I Didn't Meet a Single Pro-Polygamy No-On-8'er. Did you?
This election cycle, with Prop 8 on deck and all, I was really hoping to get at least one of my "No on 8" colleagues or neighbors to come out in favor of marriage equality for polygamists. Don't believe the hype, folks. The gay lobby isn't the least bit interested in expanding marital rights to people of alternative persuasions--not even (hyper-)reproductive forms of marriage. They are only interested in expanding the definition of marriage to include themselves, and that's it. Very disappointing. Oh well.
I had a lot of fun asking the question, anyway. If the polygamists are smart, they'll leave Utah and start migrating to California.
Polygamist Sect Distributes Voter Guide - FOXNews.com Elections
SALT LAKE CITY -- One of Utah's original voting blocs -- polygamists -- is attempting to re-establish its political influence after more than a century of largely trying to go unnoticed.
Communities in Harmony, an alliance of representatives from various Utah polygamous groups, has issued a voter's guide to assist Utah's polygamists with Election Day decision-making.

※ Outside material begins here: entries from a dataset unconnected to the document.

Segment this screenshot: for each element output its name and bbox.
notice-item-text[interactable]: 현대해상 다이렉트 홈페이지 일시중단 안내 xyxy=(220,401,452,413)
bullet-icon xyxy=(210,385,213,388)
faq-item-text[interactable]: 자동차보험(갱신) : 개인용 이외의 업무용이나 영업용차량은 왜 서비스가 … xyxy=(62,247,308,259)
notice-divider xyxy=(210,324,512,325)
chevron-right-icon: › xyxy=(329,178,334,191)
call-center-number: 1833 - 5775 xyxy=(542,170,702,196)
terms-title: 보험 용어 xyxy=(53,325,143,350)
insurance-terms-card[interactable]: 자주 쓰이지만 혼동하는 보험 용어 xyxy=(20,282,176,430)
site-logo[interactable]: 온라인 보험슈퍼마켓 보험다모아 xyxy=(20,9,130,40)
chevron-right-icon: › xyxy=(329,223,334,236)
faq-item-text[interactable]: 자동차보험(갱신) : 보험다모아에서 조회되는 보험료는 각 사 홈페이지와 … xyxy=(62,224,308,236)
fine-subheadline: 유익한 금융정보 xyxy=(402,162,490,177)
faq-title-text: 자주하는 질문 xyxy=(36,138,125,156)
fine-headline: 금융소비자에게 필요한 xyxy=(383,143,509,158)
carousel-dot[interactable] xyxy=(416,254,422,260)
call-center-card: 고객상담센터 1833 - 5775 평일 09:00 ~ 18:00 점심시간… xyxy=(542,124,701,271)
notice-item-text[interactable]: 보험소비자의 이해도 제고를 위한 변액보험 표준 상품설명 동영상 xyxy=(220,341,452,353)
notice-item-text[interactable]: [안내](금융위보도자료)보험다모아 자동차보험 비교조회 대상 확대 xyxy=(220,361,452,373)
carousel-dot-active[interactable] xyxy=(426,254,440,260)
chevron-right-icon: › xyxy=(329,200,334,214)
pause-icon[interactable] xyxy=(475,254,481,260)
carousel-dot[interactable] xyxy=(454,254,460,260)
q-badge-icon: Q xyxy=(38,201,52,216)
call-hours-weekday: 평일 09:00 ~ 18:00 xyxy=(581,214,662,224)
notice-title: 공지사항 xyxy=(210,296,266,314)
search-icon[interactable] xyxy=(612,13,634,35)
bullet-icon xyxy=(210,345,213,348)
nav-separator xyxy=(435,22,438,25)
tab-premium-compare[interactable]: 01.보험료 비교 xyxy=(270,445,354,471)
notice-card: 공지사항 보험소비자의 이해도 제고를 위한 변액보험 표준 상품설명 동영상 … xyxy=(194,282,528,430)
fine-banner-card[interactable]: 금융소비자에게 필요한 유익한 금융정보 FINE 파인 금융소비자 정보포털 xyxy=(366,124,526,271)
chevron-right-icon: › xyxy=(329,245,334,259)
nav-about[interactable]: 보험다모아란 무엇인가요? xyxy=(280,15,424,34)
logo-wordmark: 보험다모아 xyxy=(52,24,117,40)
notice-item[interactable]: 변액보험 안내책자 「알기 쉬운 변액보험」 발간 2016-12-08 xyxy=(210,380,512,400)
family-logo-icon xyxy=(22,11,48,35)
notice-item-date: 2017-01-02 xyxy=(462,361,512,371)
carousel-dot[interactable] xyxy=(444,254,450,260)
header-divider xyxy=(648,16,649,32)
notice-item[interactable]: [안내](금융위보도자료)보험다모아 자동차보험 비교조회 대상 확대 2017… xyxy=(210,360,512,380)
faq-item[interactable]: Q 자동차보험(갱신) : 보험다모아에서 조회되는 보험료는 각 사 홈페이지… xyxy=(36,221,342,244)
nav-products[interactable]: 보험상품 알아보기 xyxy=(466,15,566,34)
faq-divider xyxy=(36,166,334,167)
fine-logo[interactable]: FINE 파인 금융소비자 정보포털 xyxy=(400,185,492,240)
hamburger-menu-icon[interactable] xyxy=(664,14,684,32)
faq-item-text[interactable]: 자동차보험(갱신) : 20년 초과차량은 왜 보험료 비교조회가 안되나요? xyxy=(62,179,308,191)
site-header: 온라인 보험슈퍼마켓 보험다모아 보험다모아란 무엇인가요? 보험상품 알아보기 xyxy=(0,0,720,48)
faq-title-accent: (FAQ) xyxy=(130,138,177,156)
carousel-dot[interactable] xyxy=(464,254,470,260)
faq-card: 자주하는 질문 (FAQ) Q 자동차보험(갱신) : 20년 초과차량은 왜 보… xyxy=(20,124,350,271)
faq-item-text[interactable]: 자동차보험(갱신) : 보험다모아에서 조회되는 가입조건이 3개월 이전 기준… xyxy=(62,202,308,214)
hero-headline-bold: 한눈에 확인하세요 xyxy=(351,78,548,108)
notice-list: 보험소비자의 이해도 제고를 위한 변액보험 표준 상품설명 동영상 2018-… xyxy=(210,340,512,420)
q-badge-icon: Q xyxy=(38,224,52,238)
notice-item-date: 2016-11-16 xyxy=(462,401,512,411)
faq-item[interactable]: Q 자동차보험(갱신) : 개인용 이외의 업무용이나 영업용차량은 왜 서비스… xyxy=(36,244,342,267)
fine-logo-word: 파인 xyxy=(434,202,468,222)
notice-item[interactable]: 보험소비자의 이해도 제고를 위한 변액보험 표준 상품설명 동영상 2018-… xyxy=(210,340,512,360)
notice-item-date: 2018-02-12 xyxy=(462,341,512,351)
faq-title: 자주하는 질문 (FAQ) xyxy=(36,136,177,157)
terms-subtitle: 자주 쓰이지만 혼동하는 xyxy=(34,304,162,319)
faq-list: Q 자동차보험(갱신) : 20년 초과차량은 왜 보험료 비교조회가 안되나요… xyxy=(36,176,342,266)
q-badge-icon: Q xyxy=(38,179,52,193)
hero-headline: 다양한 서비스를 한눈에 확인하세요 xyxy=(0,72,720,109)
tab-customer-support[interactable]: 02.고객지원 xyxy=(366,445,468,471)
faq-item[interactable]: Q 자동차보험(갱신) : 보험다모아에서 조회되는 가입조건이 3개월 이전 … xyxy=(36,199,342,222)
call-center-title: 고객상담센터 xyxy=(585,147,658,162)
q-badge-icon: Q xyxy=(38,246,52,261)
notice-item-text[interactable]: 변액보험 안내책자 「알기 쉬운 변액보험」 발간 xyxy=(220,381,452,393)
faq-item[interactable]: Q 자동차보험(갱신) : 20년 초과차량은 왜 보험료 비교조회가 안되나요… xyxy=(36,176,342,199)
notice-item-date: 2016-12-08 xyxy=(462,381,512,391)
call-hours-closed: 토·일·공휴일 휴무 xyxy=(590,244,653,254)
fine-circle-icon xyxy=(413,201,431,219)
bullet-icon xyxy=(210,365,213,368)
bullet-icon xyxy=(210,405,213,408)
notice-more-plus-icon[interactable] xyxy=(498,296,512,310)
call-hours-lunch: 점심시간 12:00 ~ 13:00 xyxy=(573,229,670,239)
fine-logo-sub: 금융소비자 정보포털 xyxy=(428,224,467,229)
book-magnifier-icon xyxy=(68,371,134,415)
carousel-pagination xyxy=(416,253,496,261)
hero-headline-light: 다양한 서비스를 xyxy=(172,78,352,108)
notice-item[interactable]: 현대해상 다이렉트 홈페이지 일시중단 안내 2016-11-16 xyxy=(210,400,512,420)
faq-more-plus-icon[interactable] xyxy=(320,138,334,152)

"We need the candidates to know that they are just as accountable to us as they are to other constituents," Carlene Cannon, the group's spokeswoman and a member of the Davis County Cooperative Society, which practices polygamy.
Polygamy is a legacy of the early Church of Jesus Christ of Latter-day Saints. The faith brought the practice to Utah in the 1840s but abandoned it in 1890 as a condition of statehood. Self-described fundamentalist Mormons continue to believe the principle brings glorification in heaven and maintain the practice mostly in secret.
But recent events have many fundamentalists placing a renewed focus on participating in the political process. In 2005, Utah courts took over a polygamous church's property trust, and this year a highly publicized raid on the same sect's ranch at Eldorado, Texas, put more than 400 children in state custody.